The third stage (APE-Bench III) realizes a fully autonomous agent mode, including autonomous planning, problem repair and knowledge accumulation.

Through the dual mechanisms of precise compilation verification and semantic evaluation, APE-Bench not only ensures the accuracy of the evaluation, but also promotes the transformation of the language model into a truly intelligent Proof Engineering Agent, thereby supporting the long-term dynamic evolution and large-scale application of formal mathematics.

6. Impact and Future Outlook: Towards Certified AI

The combination of LLM and formal methods will bring efficient, reliable and sustainable changes to mathematical research and related industrial applications. First, in the field of mathematics, the efficiency of proof verification will be significantly improved through automated formal tools, allowing researchers to focus more on theoretical innovation and concept exploration, and promote the rapid evolution of mathematical knowledge.

Secondly, in the industrial field, automated Proof Engineering methods represented by APE-Bench are expected to promote the widespread popularization of formal verification.
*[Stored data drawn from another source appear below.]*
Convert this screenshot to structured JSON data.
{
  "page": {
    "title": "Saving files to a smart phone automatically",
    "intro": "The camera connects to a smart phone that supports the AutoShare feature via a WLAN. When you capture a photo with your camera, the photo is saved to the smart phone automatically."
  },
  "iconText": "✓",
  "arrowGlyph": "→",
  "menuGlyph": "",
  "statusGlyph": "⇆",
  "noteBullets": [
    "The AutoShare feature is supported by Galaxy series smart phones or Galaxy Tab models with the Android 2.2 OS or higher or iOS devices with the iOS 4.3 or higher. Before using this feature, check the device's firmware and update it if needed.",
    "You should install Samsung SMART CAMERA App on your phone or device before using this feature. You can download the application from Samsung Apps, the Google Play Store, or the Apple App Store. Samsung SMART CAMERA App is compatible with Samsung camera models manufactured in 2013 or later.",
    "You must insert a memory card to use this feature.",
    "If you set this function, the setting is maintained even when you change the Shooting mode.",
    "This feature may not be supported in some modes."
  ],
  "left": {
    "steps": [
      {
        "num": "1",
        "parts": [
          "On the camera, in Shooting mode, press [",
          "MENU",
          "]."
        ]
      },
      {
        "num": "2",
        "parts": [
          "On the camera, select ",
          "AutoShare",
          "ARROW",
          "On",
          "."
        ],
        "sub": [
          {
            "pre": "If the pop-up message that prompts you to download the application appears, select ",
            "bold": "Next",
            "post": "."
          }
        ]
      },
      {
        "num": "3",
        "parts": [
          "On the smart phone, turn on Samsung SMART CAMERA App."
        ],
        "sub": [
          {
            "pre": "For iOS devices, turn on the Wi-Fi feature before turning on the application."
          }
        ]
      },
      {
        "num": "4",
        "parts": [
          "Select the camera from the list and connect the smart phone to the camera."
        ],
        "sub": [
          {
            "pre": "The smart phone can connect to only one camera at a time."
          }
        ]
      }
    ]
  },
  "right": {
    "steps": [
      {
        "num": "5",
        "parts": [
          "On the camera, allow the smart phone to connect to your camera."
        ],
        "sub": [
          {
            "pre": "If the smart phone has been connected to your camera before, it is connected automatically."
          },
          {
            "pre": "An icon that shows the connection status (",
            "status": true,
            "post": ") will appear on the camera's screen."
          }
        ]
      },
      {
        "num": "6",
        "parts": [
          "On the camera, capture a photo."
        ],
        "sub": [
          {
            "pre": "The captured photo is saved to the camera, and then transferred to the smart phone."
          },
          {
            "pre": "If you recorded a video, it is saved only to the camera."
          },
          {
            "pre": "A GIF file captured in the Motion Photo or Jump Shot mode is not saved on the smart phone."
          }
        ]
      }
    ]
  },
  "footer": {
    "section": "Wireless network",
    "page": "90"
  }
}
For example, in software systems with high security requirements (such as operating system kernels, compilers, smart contracts, etc.), LLM-assisted formal verification can greatly improve the security and reliability of the system.

In the long run, this combination of formal verification and dynamic learning mechanisms will give rise to a new type of generative intelligence - Certified AI. This rigorously verified intelligent system will have higher credibility and explainability, and become a reliable partner for human knowledge production and decision-making.

Through the integration of formal mathematics and LLM, we are standing at the starting point of a new paradigm of knowledge production. The transformation from Theorem Prover to Proof Engineering Agent will not only improve the verification efficiency in the fields of mathematics and software, but also completely reshape the way of knowledge production. Looking to the future, an efficient, trustworthy and inclusive intelligent era is coming, and the pace of human knowledge exploration will be accelerated.